Listed on the National Register of Historic Places, Apollo Theater is one of the oldest and most famous music halls in the US, and the most famous club associated almost exclusively with African-American performers. Billing itself as a place “where stars are born and legends are made”, the Apollo became famous for launching the careers of such artists as Ella Fitzgerald and Billie Holiday.
The theatre is located in Harlem, one of the United States’ most historically significant, traditionally African-American neighbourhoods. For many years, the Apollo was the only theatre in New York City to hire black people.
Ella Fitzgerald made her singing debut at 17 at the Apollo, on November 21, 1934. Her performances pulled in a weekly audience at the Apollo and she won the opportunity to compete in one of the earliest of its “Amateur Nights”. She had originally intended to go on stage and dance, but intimidated by the Edwards Sisters, a local dance duo, she opted to sing instead. She sang Hoagy Carmichael’s “Judy” and “The Object of My Affection”, a song recorded by the Boswell Sisters, and won the first prize of $25.
The Apollo Theater also elevated the careers of James Brown, Diana Ross & The Supremes, Gladys Knight & the Pips, The Jackson 5, Patti LaBelle, Marvin Gaye, Luther Vandross, Stevie Wonder, Aretha Franklin, Ben E. King, Mariah Carey, The Isley Brothers, Lauryn Hill and Sarah Vaughan. Jimi Hendrix won the first place prize in an amateur musician contest at the Apollo in 1964.
The place also featured the performances of old-time vaudeville favourites like Tim Moore, Stepin Fetchit and Johnny Lee, as well as younger comics like Godfrey Cambridge.
One unique feature of the Apollo during Amateur Nights was “the executioner,” a man with a broom who would sweep performers off the stage if the highly vocal and opinionated audiences began to call for their removal.
The Apollo Hall was founded in the mid 19th century by former Civil War General Edward Ferrero as a dance hall and ballroom. The Apollo grew to prominence during the Harlem Renaissance of the pre-World War II years. The decades of 1960s and 1970s were tough for the club but in the mid 1980s, its glory has been restored.
Upon the expiration of Ferrero’s lease in 1872, the building was converted to a theatre, which closed shortly before the turn of the 19th to 20th century. Around 1914, a new building opened, called Hurtig and Seamon’s New (Burlesque) Theater. It was operated by noted burlesque producers Jules Hurtig and Harry Seamon, who obtained a 30-year lease.
The Apollo grew to prominence during the Harlem Renaissance of the pre-World War II years. In 1934, it introduced its regular Amateur Night shows hosted by Ralph Cooper.
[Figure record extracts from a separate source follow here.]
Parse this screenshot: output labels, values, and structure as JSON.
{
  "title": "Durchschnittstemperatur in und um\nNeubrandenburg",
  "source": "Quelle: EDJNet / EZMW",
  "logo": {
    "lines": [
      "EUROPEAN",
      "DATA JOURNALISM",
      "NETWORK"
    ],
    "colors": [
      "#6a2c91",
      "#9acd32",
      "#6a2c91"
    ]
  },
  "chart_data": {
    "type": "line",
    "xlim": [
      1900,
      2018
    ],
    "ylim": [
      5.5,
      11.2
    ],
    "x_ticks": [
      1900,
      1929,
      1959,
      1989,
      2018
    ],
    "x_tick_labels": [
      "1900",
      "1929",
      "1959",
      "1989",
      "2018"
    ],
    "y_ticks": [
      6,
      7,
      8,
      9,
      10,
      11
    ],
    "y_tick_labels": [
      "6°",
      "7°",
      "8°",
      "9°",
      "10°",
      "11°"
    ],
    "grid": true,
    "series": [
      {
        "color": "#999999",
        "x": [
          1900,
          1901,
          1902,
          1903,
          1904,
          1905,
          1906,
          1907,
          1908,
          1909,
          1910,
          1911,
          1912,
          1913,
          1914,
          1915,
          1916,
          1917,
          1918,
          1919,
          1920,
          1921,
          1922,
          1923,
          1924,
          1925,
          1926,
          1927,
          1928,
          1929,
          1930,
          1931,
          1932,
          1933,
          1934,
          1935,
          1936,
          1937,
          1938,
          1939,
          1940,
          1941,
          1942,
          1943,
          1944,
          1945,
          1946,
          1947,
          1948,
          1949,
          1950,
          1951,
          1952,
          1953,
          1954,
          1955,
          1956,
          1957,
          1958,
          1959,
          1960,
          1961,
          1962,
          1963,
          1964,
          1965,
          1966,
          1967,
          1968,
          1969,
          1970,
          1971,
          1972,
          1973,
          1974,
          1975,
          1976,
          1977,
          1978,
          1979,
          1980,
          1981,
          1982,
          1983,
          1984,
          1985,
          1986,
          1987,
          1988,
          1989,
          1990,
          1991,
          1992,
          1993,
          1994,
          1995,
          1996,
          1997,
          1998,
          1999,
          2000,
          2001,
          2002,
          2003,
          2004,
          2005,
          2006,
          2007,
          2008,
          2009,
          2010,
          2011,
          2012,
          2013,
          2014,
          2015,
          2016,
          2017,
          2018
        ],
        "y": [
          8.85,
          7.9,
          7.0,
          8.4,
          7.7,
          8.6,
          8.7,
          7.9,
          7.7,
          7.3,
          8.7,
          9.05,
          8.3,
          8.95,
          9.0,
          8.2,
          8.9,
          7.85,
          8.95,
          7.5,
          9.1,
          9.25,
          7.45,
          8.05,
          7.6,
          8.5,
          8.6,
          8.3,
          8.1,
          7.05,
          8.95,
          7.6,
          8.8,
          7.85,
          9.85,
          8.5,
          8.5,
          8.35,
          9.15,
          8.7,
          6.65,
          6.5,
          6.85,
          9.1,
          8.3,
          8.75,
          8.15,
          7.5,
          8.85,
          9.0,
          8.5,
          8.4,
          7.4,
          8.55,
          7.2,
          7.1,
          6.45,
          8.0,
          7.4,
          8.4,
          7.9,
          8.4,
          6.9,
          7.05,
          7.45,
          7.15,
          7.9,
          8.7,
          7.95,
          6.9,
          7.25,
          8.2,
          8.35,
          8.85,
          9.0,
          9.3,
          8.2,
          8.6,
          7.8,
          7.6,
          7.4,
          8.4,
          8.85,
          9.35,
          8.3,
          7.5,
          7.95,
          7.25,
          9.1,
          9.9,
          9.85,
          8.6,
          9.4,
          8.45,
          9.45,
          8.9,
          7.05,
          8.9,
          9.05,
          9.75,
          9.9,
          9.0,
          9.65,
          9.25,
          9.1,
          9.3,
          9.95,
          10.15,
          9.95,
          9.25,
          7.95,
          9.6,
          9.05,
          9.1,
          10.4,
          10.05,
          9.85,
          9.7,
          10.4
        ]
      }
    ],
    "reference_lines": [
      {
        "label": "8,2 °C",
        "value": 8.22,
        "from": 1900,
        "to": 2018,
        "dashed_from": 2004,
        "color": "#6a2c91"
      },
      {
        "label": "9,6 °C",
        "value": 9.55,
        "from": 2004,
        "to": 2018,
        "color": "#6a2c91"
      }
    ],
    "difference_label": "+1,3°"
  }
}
The next decades were marked by the performances of contemporary stars and those then unknown, who would later became great music stars. The club fell into decline in the 1960s and 1970s, and was converted to a cinema in 1975. The Apollo was revived eight years later and re-opened in 1985. It obtained federal, state, and city landmark status.
In December 2005, its refurbishment started, costing an estimated $65 million. The first phase included the façade and a new LED canopy. The launch event was attended by, among others, former US president Bill Clinton, New York Mayor Michael Bloomberg and Time Warner CEO Richard Parsons.